46. Türk Piyade Alayı Sancağı[5]
Bu sancağımızın resmi AWM internet adresinde bulunmamaktadır. Bu esir 46. Türk Piyade Alay sancağımız Binbaşı Thomas Joseph Daly tarafından 2 Eylül 1918 sabahı Damascus (Şam) yakınlarında ele geçirilmiştir.
Binbaşı Thomas Joseph, Damascus (Şam) yakınlarındaki Khan Kusseir’de gece için kamp yapmış olan 9. Hafif Süvari Alayı’na (LHR)[6] komuta ediyordu. Sabahın erken saatlerinde Khan Ayas’taki geçite, 9. Hafif Süvari Alayı’nın kamp alanın bir mil uzağından Damascus’tan (Şam) çekilme girişimindeki büyük bir Türk kuvveti görünür. Binbaşı Thomas Joseph hemen alayını yol ile tepenin yamacı arasındaki Türk hattının sol tarafına gönderdi. Avustralyalılar, makineli tüfek hattını ele geçiren bir grup Alman askerine yaklaşmak için küçük bir kuvveti ileriye gönderdi. Bu arada 9. LHR’nin küçük bir grubun Türk birliklerinin hedefe ulaşmasını önlemek için tepelerden geçme girişimleri başarısızlıkla sonuçlanmıştır. Binbaşı Thomas Joseph, kuvvetin merkezine ulaşana kadar atını sürmüş. İki süvari bölüğünden; birini Khan Ayash’taki geçiti kapatmak için, diğerini de Kubbett I Asafir’deki yolu kapatmak için, ileri göndermişti. Üçüncü süvari bölüğü siper alıp ve birliğe ateş açtırmıştı. İlk iki süvari bölüğü hedeflerine çok çabuk ulaştı ve Türk birliklerinin çekilmelerinin sona erdiği göründüğünde durduruldu. Binbaşı Thomas Joseph üçüncü süvari bölüğüne tekrar siper aldırmıştı, küçük bir grubu birliklerin arkasına doğru acele gidip kılıçlarıyla düşmana hücum etmek için göndermişti. Avustralyalı birlikler Türk birliklerini sarmıştır.

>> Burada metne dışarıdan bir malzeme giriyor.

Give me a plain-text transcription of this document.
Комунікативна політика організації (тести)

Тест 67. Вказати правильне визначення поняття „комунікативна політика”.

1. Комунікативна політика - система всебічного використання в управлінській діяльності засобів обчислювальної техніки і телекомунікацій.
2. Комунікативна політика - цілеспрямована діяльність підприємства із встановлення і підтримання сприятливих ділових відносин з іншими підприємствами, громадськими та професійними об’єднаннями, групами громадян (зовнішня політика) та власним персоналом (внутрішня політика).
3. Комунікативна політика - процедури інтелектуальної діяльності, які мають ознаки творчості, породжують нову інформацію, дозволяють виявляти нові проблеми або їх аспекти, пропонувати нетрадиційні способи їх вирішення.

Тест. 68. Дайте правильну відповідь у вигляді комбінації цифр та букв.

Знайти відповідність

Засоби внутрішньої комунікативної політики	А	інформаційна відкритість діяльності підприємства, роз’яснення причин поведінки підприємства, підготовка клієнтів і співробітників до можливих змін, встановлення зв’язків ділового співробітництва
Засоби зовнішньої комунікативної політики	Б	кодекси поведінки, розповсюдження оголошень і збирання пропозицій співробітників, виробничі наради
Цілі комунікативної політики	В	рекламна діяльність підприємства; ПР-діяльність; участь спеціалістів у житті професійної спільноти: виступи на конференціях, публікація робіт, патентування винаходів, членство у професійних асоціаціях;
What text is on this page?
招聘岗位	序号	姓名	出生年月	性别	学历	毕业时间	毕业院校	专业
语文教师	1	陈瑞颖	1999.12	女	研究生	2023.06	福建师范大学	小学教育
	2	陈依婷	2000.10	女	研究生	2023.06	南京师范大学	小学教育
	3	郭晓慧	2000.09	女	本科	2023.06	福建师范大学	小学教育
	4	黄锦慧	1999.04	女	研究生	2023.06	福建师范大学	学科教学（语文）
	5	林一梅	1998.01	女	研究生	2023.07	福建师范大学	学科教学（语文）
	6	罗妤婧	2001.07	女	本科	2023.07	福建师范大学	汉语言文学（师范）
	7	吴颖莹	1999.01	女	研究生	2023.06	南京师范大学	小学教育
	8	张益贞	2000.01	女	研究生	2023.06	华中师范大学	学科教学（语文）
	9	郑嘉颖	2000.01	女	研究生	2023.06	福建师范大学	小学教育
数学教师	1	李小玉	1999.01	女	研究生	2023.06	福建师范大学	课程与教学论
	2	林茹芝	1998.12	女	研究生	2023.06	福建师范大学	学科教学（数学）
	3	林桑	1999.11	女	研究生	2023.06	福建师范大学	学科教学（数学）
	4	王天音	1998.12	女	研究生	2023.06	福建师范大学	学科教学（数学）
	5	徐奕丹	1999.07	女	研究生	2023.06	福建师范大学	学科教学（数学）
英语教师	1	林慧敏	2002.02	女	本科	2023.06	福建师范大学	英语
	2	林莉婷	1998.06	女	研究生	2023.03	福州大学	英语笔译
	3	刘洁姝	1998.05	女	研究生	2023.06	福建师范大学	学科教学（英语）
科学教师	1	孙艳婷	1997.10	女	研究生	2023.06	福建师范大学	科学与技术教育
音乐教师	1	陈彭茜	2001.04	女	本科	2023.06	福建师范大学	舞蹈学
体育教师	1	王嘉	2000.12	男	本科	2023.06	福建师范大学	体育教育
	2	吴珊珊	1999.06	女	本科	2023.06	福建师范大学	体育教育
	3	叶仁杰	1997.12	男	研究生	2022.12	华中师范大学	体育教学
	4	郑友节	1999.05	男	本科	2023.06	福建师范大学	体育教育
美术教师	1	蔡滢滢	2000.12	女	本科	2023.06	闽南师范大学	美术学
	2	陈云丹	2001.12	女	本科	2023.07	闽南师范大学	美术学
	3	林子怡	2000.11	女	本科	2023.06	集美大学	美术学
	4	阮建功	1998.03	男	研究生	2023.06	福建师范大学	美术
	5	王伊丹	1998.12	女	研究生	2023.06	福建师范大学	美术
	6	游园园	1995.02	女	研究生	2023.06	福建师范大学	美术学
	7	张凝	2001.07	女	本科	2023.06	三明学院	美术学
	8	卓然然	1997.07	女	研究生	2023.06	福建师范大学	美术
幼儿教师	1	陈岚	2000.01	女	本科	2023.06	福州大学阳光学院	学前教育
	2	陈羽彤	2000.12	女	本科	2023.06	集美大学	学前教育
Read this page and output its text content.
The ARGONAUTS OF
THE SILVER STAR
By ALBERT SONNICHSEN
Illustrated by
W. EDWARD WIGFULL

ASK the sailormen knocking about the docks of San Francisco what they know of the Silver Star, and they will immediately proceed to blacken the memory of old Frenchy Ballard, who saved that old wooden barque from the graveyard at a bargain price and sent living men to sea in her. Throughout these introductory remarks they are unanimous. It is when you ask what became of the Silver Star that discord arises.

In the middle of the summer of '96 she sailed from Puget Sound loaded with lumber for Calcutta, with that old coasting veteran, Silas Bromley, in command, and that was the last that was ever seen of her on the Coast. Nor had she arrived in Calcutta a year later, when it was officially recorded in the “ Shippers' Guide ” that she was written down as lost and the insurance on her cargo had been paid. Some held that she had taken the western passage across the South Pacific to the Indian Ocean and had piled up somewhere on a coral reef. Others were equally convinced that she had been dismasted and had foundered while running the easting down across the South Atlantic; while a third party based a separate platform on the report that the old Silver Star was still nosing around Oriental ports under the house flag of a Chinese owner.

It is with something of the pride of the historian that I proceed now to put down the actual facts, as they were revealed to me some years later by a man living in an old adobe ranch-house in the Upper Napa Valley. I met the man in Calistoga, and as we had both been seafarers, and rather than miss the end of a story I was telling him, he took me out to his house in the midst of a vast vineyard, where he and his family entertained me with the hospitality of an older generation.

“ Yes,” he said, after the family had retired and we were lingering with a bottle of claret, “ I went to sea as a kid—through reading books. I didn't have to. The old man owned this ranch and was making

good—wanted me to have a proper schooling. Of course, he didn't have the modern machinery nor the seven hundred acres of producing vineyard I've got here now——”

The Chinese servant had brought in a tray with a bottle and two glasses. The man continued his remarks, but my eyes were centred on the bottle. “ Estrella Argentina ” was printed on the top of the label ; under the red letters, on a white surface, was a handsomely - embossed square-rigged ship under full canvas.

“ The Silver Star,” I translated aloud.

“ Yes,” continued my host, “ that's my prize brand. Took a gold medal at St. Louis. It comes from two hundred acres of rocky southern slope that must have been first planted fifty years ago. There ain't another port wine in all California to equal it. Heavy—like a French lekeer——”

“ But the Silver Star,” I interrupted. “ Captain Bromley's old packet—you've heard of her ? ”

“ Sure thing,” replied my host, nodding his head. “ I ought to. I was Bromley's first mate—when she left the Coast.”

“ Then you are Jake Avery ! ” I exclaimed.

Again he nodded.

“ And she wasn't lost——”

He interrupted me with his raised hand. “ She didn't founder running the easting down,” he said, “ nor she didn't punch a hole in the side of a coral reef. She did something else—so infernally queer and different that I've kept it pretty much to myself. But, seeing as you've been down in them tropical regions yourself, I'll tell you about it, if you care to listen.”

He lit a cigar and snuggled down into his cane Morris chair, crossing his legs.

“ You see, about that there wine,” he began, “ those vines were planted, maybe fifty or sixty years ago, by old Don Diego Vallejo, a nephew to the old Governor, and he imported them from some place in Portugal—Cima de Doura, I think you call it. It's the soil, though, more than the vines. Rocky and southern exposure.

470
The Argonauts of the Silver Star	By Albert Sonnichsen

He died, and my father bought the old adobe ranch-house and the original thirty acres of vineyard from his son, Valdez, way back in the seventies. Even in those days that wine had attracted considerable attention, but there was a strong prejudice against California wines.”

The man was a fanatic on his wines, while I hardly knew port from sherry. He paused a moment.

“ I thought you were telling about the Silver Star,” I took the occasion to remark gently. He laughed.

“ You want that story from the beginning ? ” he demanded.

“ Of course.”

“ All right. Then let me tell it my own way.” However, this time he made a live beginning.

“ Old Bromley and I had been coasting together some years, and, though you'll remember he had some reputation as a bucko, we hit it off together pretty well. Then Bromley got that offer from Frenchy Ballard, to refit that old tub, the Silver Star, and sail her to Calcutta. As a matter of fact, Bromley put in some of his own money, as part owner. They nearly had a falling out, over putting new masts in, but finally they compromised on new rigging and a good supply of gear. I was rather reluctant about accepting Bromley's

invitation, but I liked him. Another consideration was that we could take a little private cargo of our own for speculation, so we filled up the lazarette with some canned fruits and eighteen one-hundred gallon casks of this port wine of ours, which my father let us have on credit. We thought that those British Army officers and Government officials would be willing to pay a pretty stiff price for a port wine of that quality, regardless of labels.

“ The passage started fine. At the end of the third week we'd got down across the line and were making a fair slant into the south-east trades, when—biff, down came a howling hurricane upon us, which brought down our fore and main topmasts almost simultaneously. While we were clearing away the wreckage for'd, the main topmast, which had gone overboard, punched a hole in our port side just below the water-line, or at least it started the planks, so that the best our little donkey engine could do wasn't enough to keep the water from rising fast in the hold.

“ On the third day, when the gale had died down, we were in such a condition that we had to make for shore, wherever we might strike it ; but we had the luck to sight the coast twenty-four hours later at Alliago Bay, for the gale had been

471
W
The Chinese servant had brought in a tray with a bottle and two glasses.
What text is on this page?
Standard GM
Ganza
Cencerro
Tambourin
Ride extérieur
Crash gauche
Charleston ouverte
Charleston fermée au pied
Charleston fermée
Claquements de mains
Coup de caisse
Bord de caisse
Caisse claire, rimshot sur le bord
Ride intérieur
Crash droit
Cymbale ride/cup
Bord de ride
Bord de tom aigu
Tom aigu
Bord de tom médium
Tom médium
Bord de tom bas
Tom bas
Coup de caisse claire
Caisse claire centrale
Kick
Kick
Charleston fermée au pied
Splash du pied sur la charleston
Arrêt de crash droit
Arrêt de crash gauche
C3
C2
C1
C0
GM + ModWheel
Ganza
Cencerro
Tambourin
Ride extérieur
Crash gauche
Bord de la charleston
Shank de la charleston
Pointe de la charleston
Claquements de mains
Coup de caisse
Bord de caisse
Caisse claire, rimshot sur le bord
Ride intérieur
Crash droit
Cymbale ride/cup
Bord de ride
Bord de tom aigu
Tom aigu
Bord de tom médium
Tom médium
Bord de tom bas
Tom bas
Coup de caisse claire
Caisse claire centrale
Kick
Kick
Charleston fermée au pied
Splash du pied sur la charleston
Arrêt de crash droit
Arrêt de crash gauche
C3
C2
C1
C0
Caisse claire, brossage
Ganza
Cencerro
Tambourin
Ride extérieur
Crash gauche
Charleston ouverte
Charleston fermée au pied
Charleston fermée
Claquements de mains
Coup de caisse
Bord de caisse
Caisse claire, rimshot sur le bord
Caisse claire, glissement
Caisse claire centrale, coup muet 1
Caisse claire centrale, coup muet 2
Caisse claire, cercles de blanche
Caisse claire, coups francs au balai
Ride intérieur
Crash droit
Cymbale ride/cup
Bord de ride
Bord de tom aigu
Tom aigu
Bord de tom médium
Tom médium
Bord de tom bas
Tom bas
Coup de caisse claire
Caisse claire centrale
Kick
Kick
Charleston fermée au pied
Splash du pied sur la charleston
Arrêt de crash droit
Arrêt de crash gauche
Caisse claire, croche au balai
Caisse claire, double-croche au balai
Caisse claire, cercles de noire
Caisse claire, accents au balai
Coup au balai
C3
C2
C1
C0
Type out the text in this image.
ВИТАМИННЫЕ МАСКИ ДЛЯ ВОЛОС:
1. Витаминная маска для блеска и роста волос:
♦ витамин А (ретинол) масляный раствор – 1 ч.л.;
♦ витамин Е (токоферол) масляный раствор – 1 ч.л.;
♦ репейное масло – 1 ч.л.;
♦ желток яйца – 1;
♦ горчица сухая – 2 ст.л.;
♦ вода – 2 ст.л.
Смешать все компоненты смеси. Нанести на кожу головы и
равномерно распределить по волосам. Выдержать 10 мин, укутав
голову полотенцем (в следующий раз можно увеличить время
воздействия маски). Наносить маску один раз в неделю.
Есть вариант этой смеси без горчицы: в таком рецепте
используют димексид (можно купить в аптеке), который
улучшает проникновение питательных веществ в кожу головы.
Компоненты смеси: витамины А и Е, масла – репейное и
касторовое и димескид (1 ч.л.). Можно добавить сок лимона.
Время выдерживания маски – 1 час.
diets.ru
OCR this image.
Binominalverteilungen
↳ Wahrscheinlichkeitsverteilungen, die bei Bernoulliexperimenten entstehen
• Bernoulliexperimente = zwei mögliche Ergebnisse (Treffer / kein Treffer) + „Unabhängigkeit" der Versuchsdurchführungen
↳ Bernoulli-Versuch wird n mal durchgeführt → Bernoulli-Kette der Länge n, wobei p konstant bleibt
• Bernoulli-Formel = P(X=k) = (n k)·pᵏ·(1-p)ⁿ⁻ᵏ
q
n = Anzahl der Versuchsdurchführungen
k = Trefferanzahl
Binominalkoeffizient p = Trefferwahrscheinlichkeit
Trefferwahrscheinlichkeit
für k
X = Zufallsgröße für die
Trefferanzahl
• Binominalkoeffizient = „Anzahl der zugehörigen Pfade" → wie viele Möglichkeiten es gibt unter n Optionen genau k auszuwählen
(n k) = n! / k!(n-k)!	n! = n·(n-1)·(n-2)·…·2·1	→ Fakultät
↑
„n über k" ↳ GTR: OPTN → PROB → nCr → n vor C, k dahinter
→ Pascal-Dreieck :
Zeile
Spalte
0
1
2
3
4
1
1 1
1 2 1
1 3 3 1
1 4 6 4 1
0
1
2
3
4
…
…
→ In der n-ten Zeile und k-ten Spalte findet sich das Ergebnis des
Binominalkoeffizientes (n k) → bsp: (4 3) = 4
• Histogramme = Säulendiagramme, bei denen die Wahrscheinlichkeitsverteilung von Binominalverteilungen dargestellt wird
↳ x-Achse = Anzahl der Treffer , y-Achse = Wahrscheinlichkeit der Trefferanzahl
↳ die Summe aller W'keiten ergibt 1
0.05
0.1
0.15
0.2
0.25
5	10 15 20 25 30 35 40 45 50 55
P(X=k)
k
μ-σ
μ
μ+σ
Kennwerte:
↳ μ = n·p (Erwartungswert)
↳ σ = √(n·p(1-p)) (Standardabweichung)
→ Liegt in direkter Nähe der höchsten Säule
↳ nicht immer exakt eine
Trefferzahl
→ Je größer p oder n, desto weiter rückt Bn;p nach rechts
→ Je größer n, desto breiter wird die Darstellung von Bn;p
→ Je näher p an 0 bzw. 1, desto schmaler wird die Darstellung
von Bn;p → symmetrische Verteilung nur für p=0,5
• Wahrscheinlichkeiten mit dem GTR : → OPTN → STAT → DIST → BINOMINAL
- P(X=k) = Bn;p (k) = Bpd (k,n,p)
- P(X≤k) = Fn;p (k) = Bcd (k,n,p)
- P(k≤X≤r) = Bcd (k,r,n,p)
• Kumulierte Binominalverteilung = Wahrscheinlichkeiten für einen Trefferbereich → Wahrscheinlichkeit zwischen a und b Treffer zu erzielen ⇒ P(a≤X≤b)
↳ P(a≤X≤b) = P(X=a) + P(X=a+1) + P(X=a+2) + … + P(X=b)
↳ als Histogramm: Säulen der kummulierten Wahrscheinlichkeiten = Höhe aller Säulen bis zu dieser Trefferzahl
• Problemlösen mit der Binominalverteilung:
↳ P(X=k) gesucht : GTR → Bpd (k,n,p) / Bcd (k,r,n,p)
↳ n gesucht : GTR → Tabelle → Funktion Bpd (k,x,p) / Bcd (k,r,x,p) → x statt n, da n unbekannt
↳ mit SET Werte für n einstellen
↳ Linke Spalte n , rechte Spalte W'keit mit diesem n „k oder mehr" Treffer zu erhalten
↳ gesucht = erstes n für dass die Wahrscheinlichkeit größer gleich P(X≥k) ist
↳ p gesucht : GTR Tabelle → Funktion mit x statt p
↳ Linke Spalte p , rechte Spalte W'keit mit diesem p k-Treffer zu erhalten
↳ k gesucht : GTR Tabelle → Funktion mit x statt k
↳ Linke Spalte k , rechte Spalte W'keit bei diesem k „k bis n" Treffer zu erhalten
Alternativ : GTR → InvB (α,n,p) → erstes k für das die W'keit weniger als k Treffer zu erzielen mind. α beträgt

Tüm harekât bir saatten az sürdü. Harekât bittiğinde sonuç Türkler adına tam bir felaketti. 91 subay, 318 süvari, 1064 piyade ve 8 Alman askeri olmak üzere toplam 1481 Türk askeri esir alındı. Ayrıca 3 sahra topu, 26 makineli tüfek ve 46. Alay’ın sancağı da bu mücadelede Avustralyalı askerler tarafından ele geçirilmişti.
Sonuç
Görüldüğü gibi yapılan araştırmalarda üç adet alay sancağından başka 57. Alay sancağının Avustralya Savaş Müzesi’nde olmadığı anlaşılmıştır. Peki, bu alayımızın sancağının akıbetine ne oldu?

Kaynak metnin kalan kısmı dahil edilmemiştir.